During my trip to New York this past September, another couple took my fiancé, and I and one other friend, to The Dutch. As soon as we sat down to eat, one of the things they were raving about the oysters and ordered them.
Back tracking a bit, I’m a midwestern girl who is perfectly content with Velveeta shells and cheese. When I eat fish, it’s mostly popcorn shrimp or fish sticks. I’m quite picky with food, but over the years have completely opened my mind to trying new things. I’m so glad I have.
Anyway, back to the oysters.
I was open to trying them, I was just nervous I was going to eat it wrong. It felt like a shot to me–you have to take it quick and you can’t mess it up.
They taught me how–take the fork and loosen it up then take it in. Chew it a little bit then swallow. It’s nothing to actually be chewed like normal food.
Not too hard, right?
I loosened it up a bit then went all in. However it did get a smidge stuck, so my first taste was just the water. It was salty and very much tasted like the ocean. It was so fresh.
I didn’t want to ruin it, so I quickly was able to finish the rest of it.

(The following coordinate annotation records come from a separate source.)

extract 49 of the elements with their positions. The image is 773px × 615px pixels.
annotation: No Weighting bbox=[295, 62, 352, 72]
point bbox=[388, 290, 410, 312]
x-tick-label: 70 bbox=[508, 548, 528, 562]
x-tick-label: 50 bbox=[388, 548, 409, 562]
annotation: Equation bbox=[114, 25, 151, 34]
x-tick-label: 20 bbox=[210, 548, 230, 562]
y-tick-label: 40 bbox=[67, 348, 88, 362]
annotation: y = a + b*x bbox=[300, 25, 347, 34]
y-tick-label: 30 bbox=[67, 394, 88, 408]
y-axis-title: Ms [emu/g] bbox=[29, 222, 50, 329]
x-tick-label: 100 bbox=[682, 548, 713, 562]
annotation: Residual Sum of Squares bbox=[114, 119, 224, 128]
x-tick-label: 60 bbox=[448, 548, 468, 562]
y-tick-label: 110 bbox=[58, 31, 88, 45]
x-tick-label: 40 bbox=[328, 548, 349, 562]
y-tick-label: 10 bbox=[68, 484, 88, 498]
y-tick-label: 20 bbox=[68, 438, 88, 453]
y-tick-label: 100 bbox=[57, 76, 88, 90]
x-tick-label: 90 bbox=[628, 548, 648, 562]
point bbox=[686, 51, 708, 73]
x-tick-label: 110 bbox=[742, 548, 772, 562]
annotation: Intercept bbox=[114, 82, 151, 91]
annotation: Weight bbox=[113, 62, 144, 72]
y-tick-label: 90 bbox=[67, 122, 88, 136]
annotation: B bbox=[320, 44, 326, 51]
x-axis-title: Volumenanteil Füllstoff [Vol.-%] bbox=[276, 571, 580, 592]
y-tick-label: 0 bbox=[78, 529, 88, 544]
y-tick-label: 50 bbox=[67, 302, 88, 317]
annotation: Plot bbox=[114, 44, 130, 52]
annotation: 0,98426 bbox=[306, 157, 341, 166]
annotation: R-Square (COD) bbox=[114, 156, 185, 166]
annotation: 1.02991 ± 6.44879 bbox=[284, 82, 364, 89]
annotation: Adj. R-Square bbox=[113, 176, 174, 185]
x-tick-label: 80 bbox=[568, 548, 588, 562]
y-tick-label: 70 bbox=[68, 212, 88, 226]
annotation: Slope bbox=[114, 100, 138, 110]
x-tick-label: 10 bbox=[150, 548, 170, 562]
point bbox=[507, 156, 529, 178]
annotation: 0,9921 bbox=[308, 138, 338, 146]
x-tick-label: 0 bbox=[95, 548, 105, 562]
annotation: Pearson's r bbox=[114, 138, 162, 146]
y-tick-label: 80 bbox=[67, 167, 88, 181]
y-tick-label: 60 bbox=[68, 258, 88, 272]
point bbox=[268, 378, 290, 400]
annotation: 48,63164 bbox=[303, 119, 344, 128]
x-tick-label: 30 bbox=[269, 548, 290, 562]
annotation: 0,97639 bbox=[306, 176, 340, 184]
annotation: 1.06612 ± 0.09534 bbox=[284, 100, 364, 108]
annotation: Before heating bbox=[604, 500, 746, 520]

Chewing it was different. It has a different texture, definitely not something you can continuously chew. It went so quickly it really wasn’t that bad. I’m not sure if I’ll ever eat oysters again, but I’m definitely glad I tried them.
There was a slight panic attack after I ate it, wondering if I had a shellfish allergy. I don’t think I’ve had much shellfish that I know of, and since I’m allergic to peanuts and potatoes, I wondered. All was good though, no anaphylactic reaction. However I did have a small rash on my chest and back that I’d noticed that night, so perhaps I shouldn’t eat the oysters again. I did once!
And as for the rest of the meal, it was phenomenal. We had little oyster sandwiches, spicy lamb tacos, beets with smoked egg, apple and yogurt dressing, smoked ricotta ravioli with tomato and soft herbs and so much more. Never in a million years did I think I’d try any of that. (I take that back, I was excited about the ricotta ravioli). Sometimes you just need to open your mind a little bit.